(CNN) -- Nearly four months after a P-51 Mustang veered out of control and slammed into spectators at the Reno, Nevada, air races -- killing 11 people, injuring scores of others and jeopardizing the future of the event -- race organizers Wednesday said the show will go on.
The head of the Reno Air Racing Association said the association will seek permits for the full schedule of races to take place September 12-16 and is confident that it will get them. If not, he said, organizers will stage a one-time-only memorial event to commemorate those killed and injured last year, and will bring an end to the 49-year-old tradition.
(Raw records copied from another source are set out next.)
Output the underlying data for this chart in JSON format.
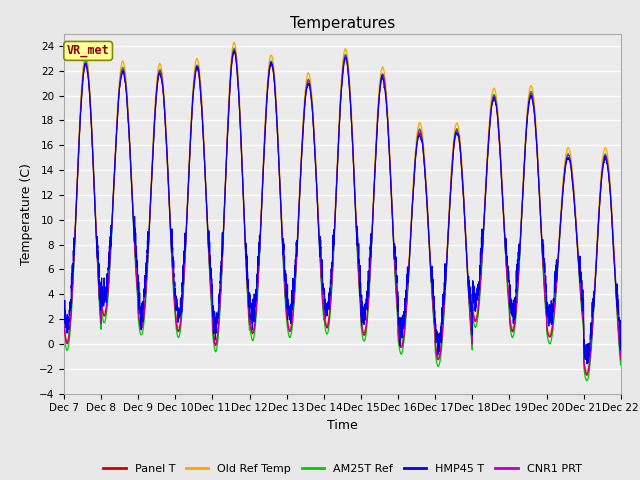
{
  "title": "Temperatures",
  "xlabel": "Time",
  "ylabel": "Temperature (C)",
  "ylim": [
    -4,
    25
  ],
  "yticks": [
    -4,
    -2,
    0,
    2,
    4,
    6,
    8,
    10,
    12,
    14,
    16,
    18,
    20,
    22,
    24
  ],
  "annotation_text": "VR_met",
  "annotation_color": "#8B0000",
  "annotation_bg": "#FFFF99",
  "series_colors": {
    "Panel T": "#CC0000",
    "Old Ref Temp": "#FFA500",
    "AM25T Ref": "#00CC00",
    "HMP45 T": "#0000EE",
    "CNR1 PRT": "#BB00BB"
  },
  "background_color": "#E8E8E8",
  "plot_bg": "#EBEBEB",
  "num_days": 15,
  "start_day": 7,
  "points_per_day": 288,
  "grid_color": "#FFFFFF",
  "title_fontsize": 11,
  "tick_fontsize": 7.5,
  "label_fontsize": 9
}
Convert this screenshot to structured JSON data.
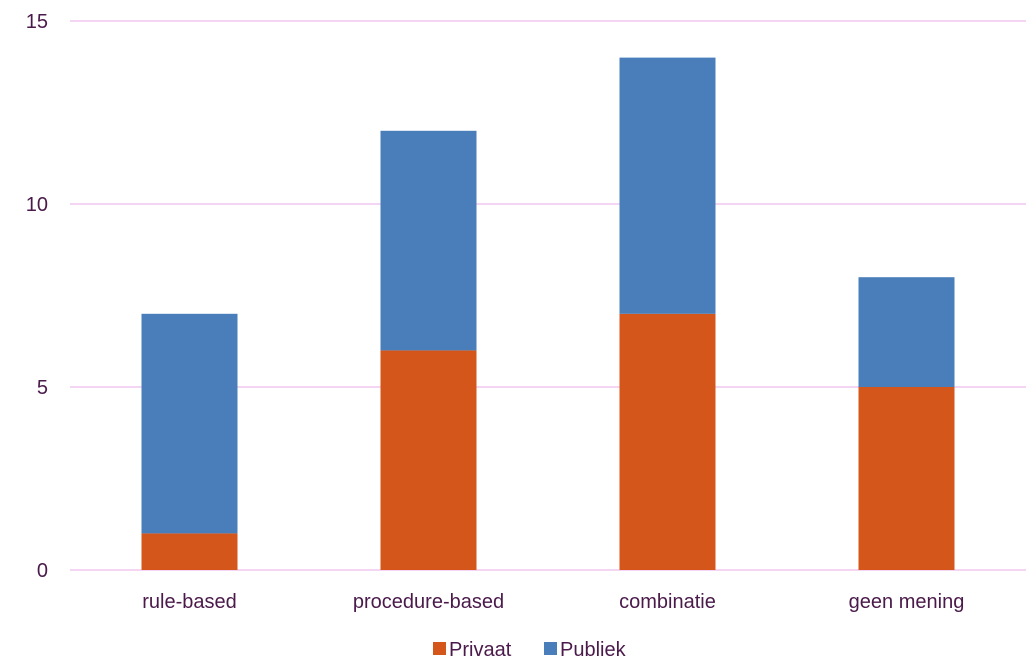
{
  "chart_data": {
    "type": "bar",
    "stacked": true,
    "categories": [
      "rule-based",
      "procedure-based",
      "combinatie",
      "geen mening"
    ],
    "series": [
      {
        "name": "Privaat",
        "values": [
          1,
          6,
          7,
          5
        ],
        "color": "#d4561b"
      },
      {
        "name": "Publiek",
        "values": [
          6,
          6,
          7,
          3
        ],
        "color": "#4a7ebb"
      }
    ],
    "ylim": [
      0,
      15
    ],
    "yticks": [
      0,
      5,
      10,
      15
    ],
    "grid": true,
    "gridline_color": "#f0c8f0",
    "text_color": "#4a1a4a",
    "legend_position": "bottom",
    "title": "",
    "xlabel": "",
    "ylabel": ""
  }
}
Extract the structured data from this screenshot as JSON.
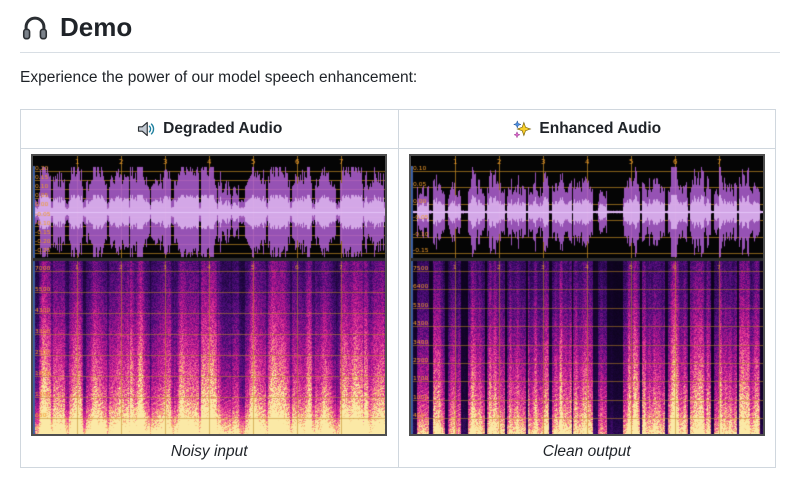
{
  "page": {
    "heading": "Demo",
    "heading_icon": "headphones-icon",
    "intro": "Experience the power of our model speech enhancement:"
  },
  "table": {
    "columns": [
      {
        "header": "Degraded Audio",
        "icon": "speaker-icon",
        "caption": "Noisy input"
      },
      {
        "header": "Enhanced Audio",
        "icon": "sparkles-icon",
        "caption": "Clean output"
      }
    ]
  },
  "visualization": {
    "time_ticks": [
      "1",
      "2",
      "3",
      "4",
      "5",
      "6",
      "7"
    ],
    "colors": {
      "wave": "#b060d4",
      "wave_core": "#e2bdf4",
      "grid": "#a8791c",
      "tick_label": "#ef9b2a",
      "panel_bg": "#050505",
      "panel_gap": "#2e2e2e",
      "panel_border": "#4f4f4f",
      "left_strip": "#3c5e9e",
      "table_border": "#d0d7de",
      "text": "#1f2328",
      "spec_palette": [
        "#070211",
        "#1e0640",
        "#4a0d78",
        "#8c1389",
        "#c21c8e",
        "#e83f96",
        "#f47d92",
        "#f7b071",
        "#fbe9a6"
      ]
    },
    "columns": [
      {
        "id": "degraded",
        "seed": 7,
        "noise_floor": 0.3,
        "spec_noise": 0.55,
        "spec_gain": 0.5,
        "bottom_glow": 0.95,
        "wave_labels": [
          "0.20",
          "0.15",
          "0.10",
          "0.05",
          "0.00",
          "-0.05",
          "-0.10",
          "-0.15",
          "-0.20",
          "-0.25"
        ],
        "spec_labels": [
          "7000",
          "5500",
          "4300",
          "3300",
          "2500",
          "1800",
          "1200",
          "600"
        ],
        "segments": [
          [
            0.015,
            0.05,
            0.8
          ],
          [
            0.055,
            0.09,
            0.65
          ],
          [
            0.1,
            0.14,
            0.85
          ],
          [
            0.15,
            0.21,
            0.8
          ],
          [
            0.215,
            0.27,
            0.75
          ],
          [
            0.275,
            0.33,
            0.85
          ],
          [
            0.335,
            0.39,
            0.7
          ],
          [
            0.4,
            0.47,
            0.85
          ],
          [
            0.475,
            0.52,
            0.75
          ],
          [
            0.525,
            0.56,
            0.55
          ],
          [
            0.565,
            0.585,
            0.35
          ],
          [
            0.6,
            0.66,
            0.8
          ],
          [
            0.665,
            0.73,
            0.75
          ],
          [
            0.735,
            0.79,
            0.85
          ],
          [
            0.8,
            0.86,
            0.75
          ],
          [
            0.87,
            0.935,
            0.8
          ],
          [
            0.94,
            0.995,
            0.7
          ]
        ]
      },
      {
        "id": "enhanced",
        "seed": 13,
        "noise_floor": 0.035,
        "spec_noise": 0.14,
        "spec_gain": 0.95,
        "bottom_glow": 0.55,
        "wave_labels": [
          "0.10",
          "0.05",
          "0.00",
          "-0.05",
          "-0.10",
          "-0.15"
        ],
        "spec_labels": [
          "7500",
          "6400",
          "5300",
          "4300",
          "3400",
          "2500",
          "1700",
          "1000",
          "400"
        ],
        "segments": [
          [
            0.015,
            0.05,
            0.85
          ],
          [
            0.06,
            0.095,
            0.7
          ],
          [
            0.105,
            0.14,
            0.6
          ],
          [
            0.16,
            0.21,
            0.9
          ],
          [
            0.215,
            0.265,
            0.8
          ],
          [
            0.27,
            0.325,
            0.85
          ],
          [
            0.33,
            0.39,
            0.75
          ],
          [
            0.4,
            0.455,
            0.9
          ],
          [
            0.46,
            0.515,
            0.7
          ],
          [
            0.53,
            0.555,
            0.45
          ],
          [
            0.6,
            0.65,
            0.85
          ],
          [
            0.655,
            0.72,
            0.8
          ],
          [
            0.73,
            0.785,
            0.9
          ],
          [
            0.79,
            0.85,
            0.75
          ],
          [
            0.86,
            0.925,
            0.85
          ],
          [
            0.93,
            0.99,
            0.8
          ]
        ]
      }
    ]
  }
}
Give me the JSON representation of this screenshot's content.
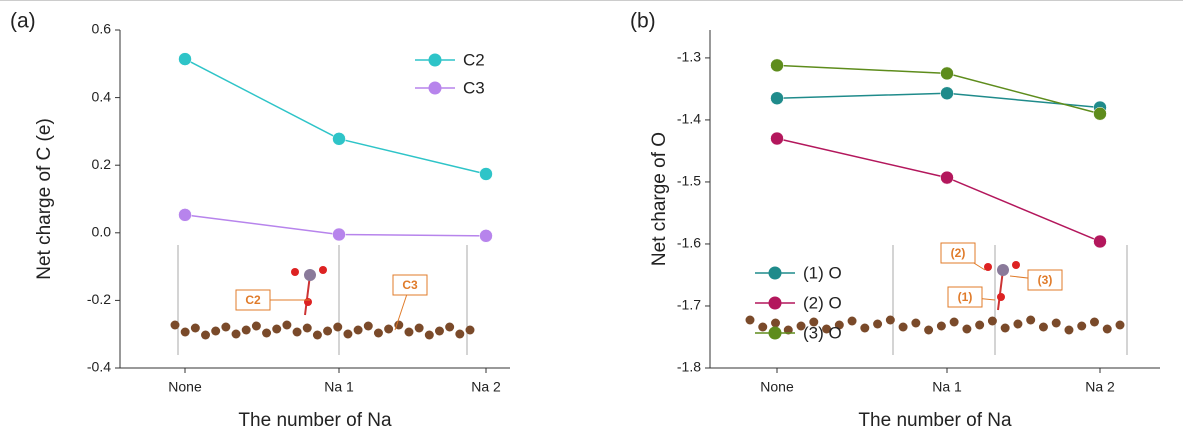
{
  "chart_data": [
    {
      "type": "line",
      "panel_label": "(a)",
      "x_label": "The number of Na",
      "y_label": "Net charge of C (e)",
      "categories": [
        "None",
        "Na 1",
        "Na 2"
      ],
      "series": [
        {
          "name": "C2",
          "color": "#2ec4c8",
          "values": [
            0.514,
            0.278,
            0.174
          ]
        },
        {
          "name": "C3",
          "color": "#b784ec",
          "values": [
            0.053,
            -0.005,
            -0.009
          ]
        }
      ],
      "ylim": [
        -0.4,
        0.6
      ],
      "yticks": [
        -0.4,
        -0.2,
        {
          "value": 0,
          "label": "0.0"
        },
        0.2,
        0.4,
        0.6
      ],
      "legend": "upper right",
      "grid": false,
      "annotations": [
        "C2",
        "C3"
      ]
    },
    {
      "type": "line",
      "panel_label": "(b)",
      "x_label": "The number of Na",
      "y_label": "Net charge of O",
      "categories": [
        "None",
        "Na 1",
        "Na 2"
      ],
      "series": [
        {
          "name": "(1) O",
          "color": "#1f8b8b",
          "values": [
            -1.365,
            -1.357,
            -1.38
          ]
        },
        {
          "name": "(2) O",
          "color": "#b3175c",
          "values": [
            -1.43,
            -1.493,
            -1.596
          ]
        },
        {
          "name": "(3) O",
          "color": "#5e8c1c",
          "values": [
            -1.312,
            -1.325,
            -1.39
          ]
        }
      ],
      "ylim": [
        -1.8,
        -1.255
      ],
      "yticks": [
        -1.8,
        -1.7,
        -1.6,
        -1.5,
        -1.4,
        -1.3
      ],
      "legend": "lower left",
      "grid": false,
      "annotations": [
        "(2)",
        "(3)",
        "(1)"
      ]
    }
  ]
}
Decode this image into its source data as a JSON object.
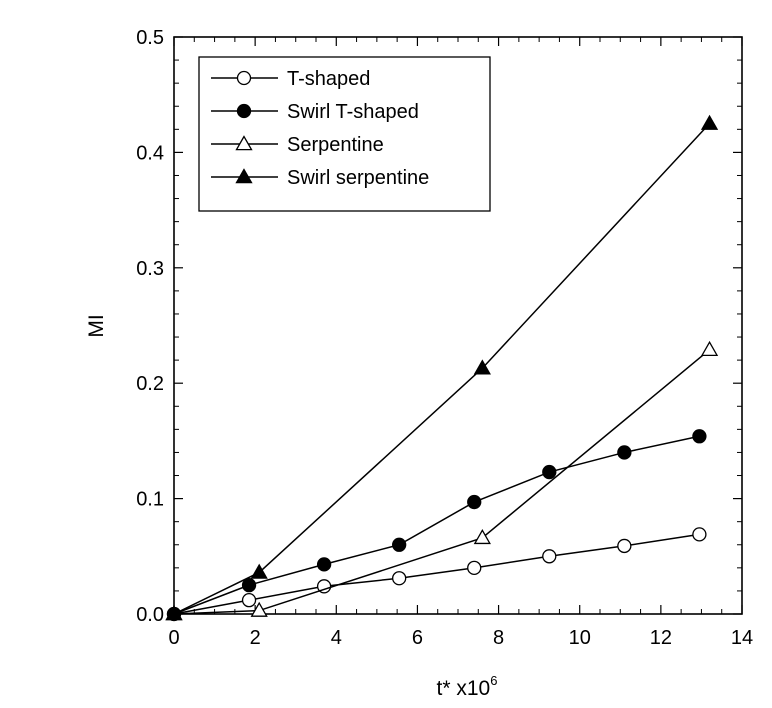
{
  "chart_data": {
    "type": "line",
    "title": "",
    "xlabel": "t* x10",
    "xlabel_superscript": "6",
    "ylabel": "MI",
    "xlim": [
      0,
      14
    ],
    "ylim": [
      0,
      0.5
    ],
    "xticks": [
      0,
      2,
      4,
      6,
      8,
      10,
      12,
      14
    ],
    "yticks": [
      0.0,
      0.1,
      0.2,
      0.3,
      0.4,
      0.5
    ],
    "xtick_labels": [
      "0",
      "2",
      "4",
      "6",
      "8",
      "10",
      "12",
      "14"
    ],
    "ytick_labels": [
      "0.0",
      "0.1",
      "0.2",
      "0.3",
      "0.4",
      "0.5"
    ],
    "grid": false,
    "legend_position": "top-left",
    "series": [
      {
        "name": "T-shaped",
        "marker": "circle-open",
        "x": [
          0,
          1.85,
          3.7,
          5.55,
          7.4,
          9.25,
          11.1,
          12.95
        ],
        "y": [
          0.0,
          0.012,
          0.024,
          0.031,
          0.04,
          0.05,
          0.059,
          0.069
        ]
      },
      {
        "name": "Swirl T-shaped",
        "marker": "circle-filled",
        "x": [
          0,
          1.85,
          3.7,
          5.55,
          7.4,
          9.25,
          11.1,
          12.95
        ],
        "y": [
          0.0,
          0.025,
          0.043,
          0.06,
          0.097,
          0.123,
          0.14,
          0.154
        ]
      },
      {
        "name": "Serpentine",
        "marker": "triangle-open",
        "x": [
          0,
          2.1,
          7.6,
          13.2
        ],
        "y": [
          0.0,
          0.003,
          0.066,
          0.229
        ]
      },
      {
        "name": "Swirl serpentine",
        "marker": "triangle-filled",
        "x": [
          0,
          2.1,
          7.6,
          13.2
        ],
        "y": [
          0.0,
          0.036,
          0.213,
          0.425
        ]
      }
    ]
  }
}
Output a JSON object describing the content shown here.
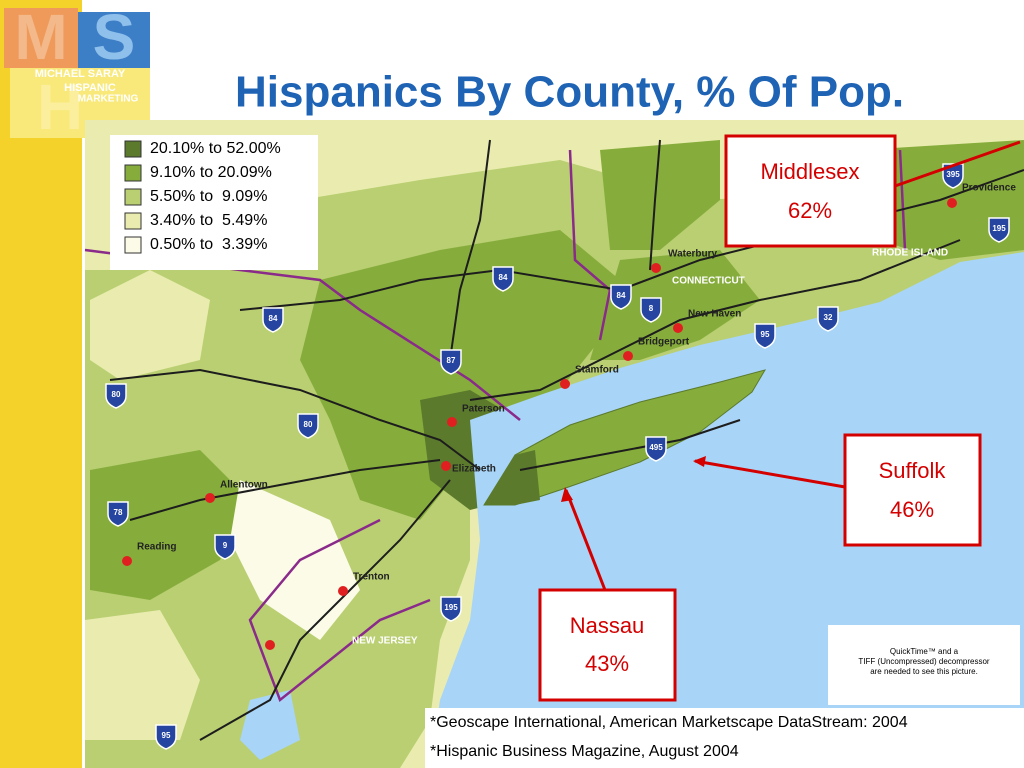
{
  "header": {
    "title": "Hispanics By County, % Of Pop."
  },
  "logo": {
    "letters": [
      "M",
      "S",
      "H"
    ],
    "name": "MICHAEL SARAY",
    "line1": "HISPANIC",
    "line2": "MARKETING"
  },
  "legend": {
    "items": [
      {
        "label": "20.10% to 52.00%",
        "color": "#5b7a2c"
      },
      {
        "label": "9.10% to 20.09%",
        "color": "#86ad3c"
      },
      {
        "label": "5.50% to  9.09%",
        "color": "#b9cf72"
      },
      {
        "label": "3.40% to  5.49%",
        "color": "#e9ecae"
      },
      {
        "label": "0.50% to  3.39%",
        "color": "#fbfbe8"
      }
    ]
  },
  "map_labels": [
    "Waterbury",
    "CONNECTICUT",
    "New Haven",
    "Bridgeport",
    "Stamford",
    "Paterson",
    "Elizabeth",
    "Allentown",
    "Reading",
    "Trenton",
    "NEW JERSEY",
    "RHODE ISLAND",
    "Providence"
  ],
  "highways": [
    "84",
    "84",
    "84",
    "87",
    "80",
    "80",
    "78",
    "9",
    "195",
    "95",
    "495",
    "8",
    "95",
    "32",
    "395",
    "195"
  ],
  "callouts": [
    {
      "name": "Middlesex",
      "value": "62%"
    },
    {
      "name": "Suffolk",
      "value": "46%"
    },
    {
      "name": "Nassau",
      "value": "43%"
    }
  ],
  "notice": [
    "QuickTime™ and a",
    "TIFF (Uncompressed) decompressor",
    "are needed to see this picture."
  ],
  "sources": [
    "*Geoscape International, American Marketscape DataStream: 2004",
    "*Hispanic Business Magazine, August 2004"
  ]
}
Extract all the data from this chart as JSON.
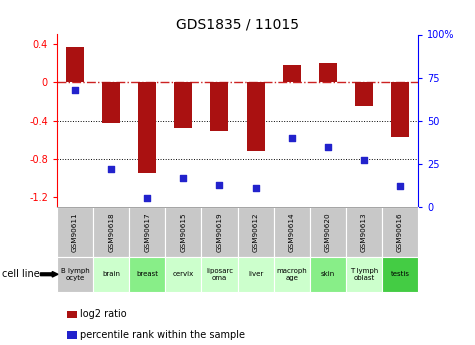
{
  "title": "GDS1835 / 11015",
  "gsm_labels": [
    "GSM90611",
    "GSM90618",
    "GSM90617",
    "GSM90615",
    "GSM90619",
    "GSM90612",
    "GSM90614",
    "GSM90620",
    "GSM90613",
    "GSM90616"
  ],
  "cell_labels": [
    "B lymph\nocyte",
    "brain",
    "breast",
    "cervix",
    "liposarc\noma",
    "liver",
    "macroph\nage",
    "skin",
    "T lymph\noblast",
    "testis"
  ],
  "cell_colors": [
    "#c8c8c8",
    "#ccffcc",
    "#88ee88",
    "#ccffcc",
    "#ccffcc",
    "#ccffcc",
    "#ccffcc",
    "#88ee88",
    "#ccffcc",
    "#44cc44"
  ],
  "log2_ratio": [
    0.37,
    -0.42,
    -0.95,
    -0.48,
    -0.51,
    -0.72,
    0.18,
    0.2,
    -0.25,
    -0.57
  ],
  "percentile_rank": [
    68,
    22,
    5,
    17,
    13,
    11,
    40,
    35,
    27,
    12
  ],
  "ylim_left": [
    -1.3,
    0.5
  ],
  "ylim_right": [
    0,
    100
  ],
  "bar_color": "#aa1111",
  "dot_color": "#2222cc",
  "zero_line_color": "#cc2222",
  "bg_color": "#ffffff",
  "plot_bg": "#ffffff",
  "gsm_bg": "#c8c8c8",
  "title_fontsize": 10,
  "tick_fontsize": 7,
  "label_fontsize": 6
}
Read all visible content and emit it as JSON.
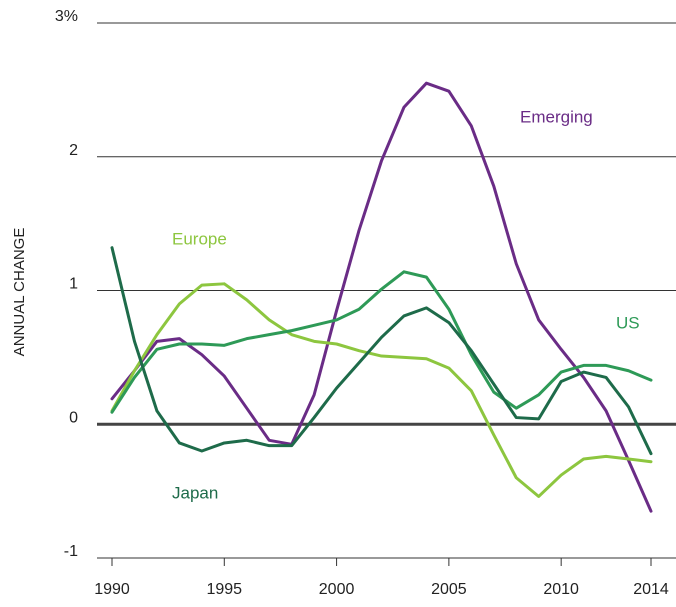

"Many of the victims, their families, air race teams and fans have told us they're coming to Reno this September no matter what," said Mike Houghton, president and CEO of the Reno Air Racing Association, at a Reno press conference. "And we feel it's our obligation to give them something, no matter what."
Houghton said the association is doing everything possible to assure that all features of the races will continue, including the unlimited class race, which featuring planes flying at low altitudes in excess of 500 mph.
It was unclear how close spectators would be allowed and whether that would include areas in which they were killed or hurt in the September crash.
The event relies on the races to attract its 200,000 fans, who contribute an estimated $85 million to the local economy, Houghton said, and it would not be economically viable as a more traditional air show.
In an apparent effort to win government support for the races, the association created a "blue ribbon review panel" that included two well-known former government officials, former National Transportation Safety Board chairman Jim Hall and former Federal Aviation Administration official Nick Sabatini. The panel will review changes that can be made to ensure the races' safety, Houghton said.
The September 15, 2011, crash came when noted pilot James Leeward's Mustang flew off course, pitching upward briefly before flying into a spectator area. Leeward and 10 spectators died, and about 60 people were injured.
The NTSB is investigating the cause of the crash and is examining video that shows a piece of trim tab, an aerodynamic surface on the tail of the plane, separating from the plane at the time the pilot lost control.
The crash also has prompted the NTSB to hold a one-day hearing on air show safety. That hearing will be held Tuesday in Washington.
Houghton said the race sponsors, vendors and pilots he has met have "universally" expressed support for continuing the races, and that fan support has been "overwhelming." Fewer then 20% of the fans asked for refunds from the races canceled after last year's crash, he said.
Houghton said the association needs permits or waivers from the FAA, the local airport authority and the city of Reno. He expressed optimism that all three entities would permit the races, but said his biggest concern is any unknown obstacle that could interfere with race plans.
The crash is expected to bring a flurry of lawsuits. In a lawsuit filed by the family of deceased spectator Craig Salerno of Friendswood, Texas, lawyers argued the crash was not a "freak accident," but was "the predictable result of a reckless drive for speed by a risk-taking pilot and crew, coupled with an insatiable drive for profit" by race organizers.
The FAA said it has revised its air race policy to require all air racing organizations to go through a standardized accreditation process to ensure all air race organizations are subjected to the same review and authorization standards.
The FAA said it has invited the Reno Air Racing Association to contact it when it is ready to begin the accreditation process. Once the FAA receives that notification, the FAA will select a team that will conduct a top-to-bottom review of the organization's operations, the agency said.
In the 49 years of racing at Reno, 19 pilots have died in crashes. Last year's crash is believed to be the first to kill spectators.